談話
公立の義務教育諸学校等の教育職員の給与等に関する特別措置法等の一部を改正する法律の成立に対する書記長談話
2025年06月11日
日本教職員組合書記長 山木 正博
本日、公立の義務教育諸学校等の教育職員の給与等に関する特別措置法等の一部を改正する法律が成立した。学校の働き方改革の推進にむけて、時間外在校等時間を今後5年で月平均30時間程度に縮減するための具体的方策や、中学校35人学級について附則に書き込まれたことは一定評価するものの、処遇改善については、現状の勤務実態に見合うものとは到底言えない。また、今改正においても給特法と労基法のずれを解消せず、給特法の廃止・抜本的見直しに至らなかったことは極めて遺憾である。
課題として、計画が確実に実施されない場合や上限時間超えへの罰則がないこと、教職調整額を段階的に引き上げる一方で廃止・減額・加算する手当等があること、教職調整額段階的引上げの適用外の職種があることや、新たな職の創設とそれによる業務過重の懸念、持ち帰り業務の増加や記録の改ざん等も危惧される。
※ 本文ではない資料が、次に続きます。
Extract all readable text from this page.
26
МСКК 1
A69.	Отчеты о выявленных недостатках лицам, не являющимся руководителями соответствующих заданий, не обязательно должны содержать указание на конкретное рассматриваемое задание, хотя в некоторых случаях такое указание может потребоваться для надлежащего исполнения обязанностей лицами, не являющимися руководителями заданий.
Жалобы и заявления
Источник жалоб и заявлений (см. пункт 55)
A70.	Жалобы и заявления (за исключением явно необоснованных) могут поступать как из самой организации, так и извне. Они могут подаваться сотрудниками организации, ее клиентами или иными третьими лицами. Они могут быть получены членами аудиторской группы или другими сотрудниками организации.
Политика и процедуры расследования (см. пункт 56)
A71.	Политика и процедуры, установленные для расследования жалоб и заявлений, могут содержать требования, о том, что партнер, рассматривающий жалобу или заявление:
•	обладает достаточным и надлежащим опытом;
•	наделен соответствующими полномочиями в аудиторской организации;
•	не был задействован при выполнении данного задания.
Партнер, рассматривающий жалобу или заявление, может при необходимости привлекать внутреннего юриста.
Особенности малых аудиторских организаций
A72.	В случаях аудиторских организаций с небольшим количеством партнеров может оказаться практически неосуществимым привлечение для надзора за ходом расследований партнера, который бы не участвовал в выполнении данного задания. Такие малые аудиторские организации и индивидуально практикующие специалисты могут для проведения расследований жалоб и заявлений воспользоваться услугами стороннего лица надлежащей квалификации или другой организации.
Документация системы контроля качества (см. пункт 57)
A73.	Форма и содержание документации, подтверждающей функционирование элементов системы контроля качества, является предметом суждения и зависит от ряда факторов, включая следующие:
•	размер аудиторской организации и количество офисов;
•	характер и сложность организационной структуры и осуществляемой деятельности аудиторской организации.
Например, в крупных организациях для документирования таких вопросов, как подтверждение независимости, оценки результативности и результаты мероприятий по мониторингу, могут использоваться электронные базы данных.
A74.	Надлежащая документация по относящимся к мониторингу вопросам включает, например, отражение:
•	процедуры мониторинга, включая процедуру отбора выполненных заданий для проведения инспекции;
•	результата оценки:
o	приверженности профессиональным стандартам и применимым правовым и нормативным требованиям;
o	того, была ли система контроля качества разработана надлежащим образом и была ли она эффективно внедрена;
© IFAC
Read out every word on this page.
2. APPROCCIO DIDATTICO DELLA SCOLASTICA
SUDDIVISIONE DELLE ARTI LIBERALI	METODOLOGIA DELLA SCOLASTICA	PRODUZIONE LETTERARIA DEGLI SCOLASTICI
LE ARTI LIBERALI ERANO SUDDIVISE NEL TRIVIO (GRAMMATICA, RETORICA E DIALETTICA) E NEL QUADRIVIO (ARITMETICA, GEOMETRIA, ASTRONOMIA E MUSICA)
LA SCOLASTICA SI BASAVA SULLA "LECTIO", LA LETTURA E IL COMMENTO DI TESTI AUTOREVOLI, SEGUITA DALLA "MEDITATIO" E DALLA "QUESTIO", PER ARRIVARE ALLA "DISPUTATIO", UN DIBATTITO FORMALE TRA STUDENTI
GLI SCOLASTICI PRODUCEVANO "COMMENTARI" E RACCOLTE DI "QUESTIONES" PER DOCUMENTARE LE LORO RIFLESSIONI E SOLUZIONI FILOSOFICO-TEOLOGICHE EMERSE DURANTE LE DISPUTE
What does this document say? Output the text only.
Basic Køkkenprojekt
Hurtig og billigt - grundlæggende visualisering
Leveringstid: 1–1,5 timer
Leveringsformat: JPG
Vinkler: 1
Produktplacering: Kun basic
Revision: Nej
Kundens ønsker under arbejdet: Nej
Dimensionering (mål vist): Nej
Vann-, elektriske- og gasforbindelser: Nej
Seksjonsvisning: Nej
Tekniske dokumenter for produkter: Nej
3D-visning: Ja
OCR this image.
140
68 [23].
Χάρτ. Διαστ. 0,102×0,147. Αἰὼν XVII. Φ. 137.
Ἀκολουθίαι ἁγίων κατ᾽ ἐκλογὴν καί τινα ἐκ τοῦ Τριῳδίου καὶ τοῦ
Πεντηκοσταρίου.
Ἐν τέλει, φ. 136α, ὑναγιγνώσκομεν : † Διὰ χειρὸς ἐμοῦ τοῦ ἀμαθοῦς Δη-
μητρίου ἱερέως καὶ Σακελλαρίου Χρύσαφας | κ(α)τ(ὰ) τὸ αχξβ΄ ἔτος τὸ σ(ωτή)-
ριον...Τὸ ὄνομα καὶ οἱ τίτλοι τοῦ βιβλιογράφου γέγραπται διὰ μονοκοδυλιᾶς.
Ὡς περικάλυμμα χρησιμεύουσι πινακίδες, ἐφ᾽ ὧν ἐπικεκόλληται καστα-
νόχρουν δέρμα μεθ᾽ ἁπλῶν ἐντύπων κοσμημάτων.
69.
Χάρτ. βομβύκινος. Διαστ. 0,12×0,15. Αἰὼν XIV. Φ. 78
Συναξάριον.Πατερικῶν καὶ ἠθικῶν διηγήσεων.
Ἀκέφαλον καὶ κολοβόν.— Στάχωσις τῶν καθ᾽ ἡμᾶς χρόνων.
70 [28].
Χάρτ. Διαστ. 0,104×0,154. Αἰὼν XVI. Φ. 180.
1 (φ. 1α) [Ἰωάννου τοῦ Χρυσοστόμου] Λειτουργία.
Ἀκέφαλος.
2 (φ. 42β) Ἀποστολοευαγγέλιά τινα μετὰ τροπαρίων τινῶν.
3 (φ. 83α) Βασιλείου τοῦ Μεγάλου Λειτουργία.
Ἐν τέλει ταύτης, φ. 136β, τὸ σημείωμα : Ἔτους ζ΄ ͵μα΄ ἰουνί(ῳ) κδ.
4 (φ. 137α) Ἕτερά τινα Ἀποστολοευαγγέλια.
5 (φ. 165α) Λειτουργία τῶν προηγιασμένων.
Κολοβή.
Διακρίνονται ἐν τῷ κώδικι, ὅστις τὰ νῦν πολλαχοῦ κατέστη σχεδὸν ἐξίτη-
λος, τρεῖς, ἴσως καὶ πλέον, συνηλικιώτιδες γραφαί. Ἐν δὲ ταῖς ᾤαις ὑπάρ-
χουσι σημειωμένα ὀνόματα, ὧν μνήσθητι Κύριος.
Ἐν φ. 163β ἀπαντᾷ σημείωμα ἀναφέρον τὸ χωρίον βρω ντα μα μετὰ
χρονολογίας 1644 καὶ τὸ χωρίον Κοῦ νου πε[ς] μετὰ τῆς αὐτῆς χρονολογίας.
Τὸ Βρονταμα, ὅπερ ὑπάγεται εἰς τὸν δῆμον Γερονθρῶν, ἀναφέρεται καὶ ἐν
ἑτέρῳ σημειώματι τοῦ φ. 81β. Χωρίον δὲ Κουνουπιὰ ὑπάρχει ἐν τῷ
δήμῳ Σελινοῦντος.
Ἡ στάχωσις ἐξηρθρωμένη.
さらには、教員だけでなく、子どもへの負担が大きい教育課程についても、学習指導要領の内容の精選や標準授業時数の削減をすすめるべきである。
今後、すべての教育委員会で業務量管理・健康確保措置計画が策定・公表され、首長部局や都道府県教育委員会、地域とも連携をはかりながら、学校の働き方改革がすすめられることになるが、各自治体財政によって学校間・地域間格差の更なる拡大や、労働基準監督機能の強化についても課題である。国は、法律に基づき、業務削減のための方策や教職員定数改善を早急かつ誠実にすすめることが責務であり、課題の解消にむけた財政支援や措置を確実に行わなければならない。また、給特法については、問題点や課題について、国会審議においても多数言及されていることから、「時間外在校等時間20時間程度に縮減するまで」先送りすることなく、速やかに廃止・抜本的見直しにむけた議論を行わなければならない。
目標は、時間外在校等時間月平均30時間ではなく、中教審答申で掲げられた20時間を直ちに達成するだけでなく、勤務時間内に業務が終わることである。そのため、法制化された業務削減策やスタッフ職を含む教職員定数改善を確実かつ速やかに実行させ、各教委・学校で策定される計画を完遂させることが重要である。
日教組は、持ち帰りも含めた正しい勤務時間の記録のもと、見せかけの縮減とさせないとりくみを強化するとともに、引き続き、真の学校の働き方改革を実現させるため、さらなる業務削減、教職員定数改善、給特法廃止・抜本的見直しを求めとりくむ。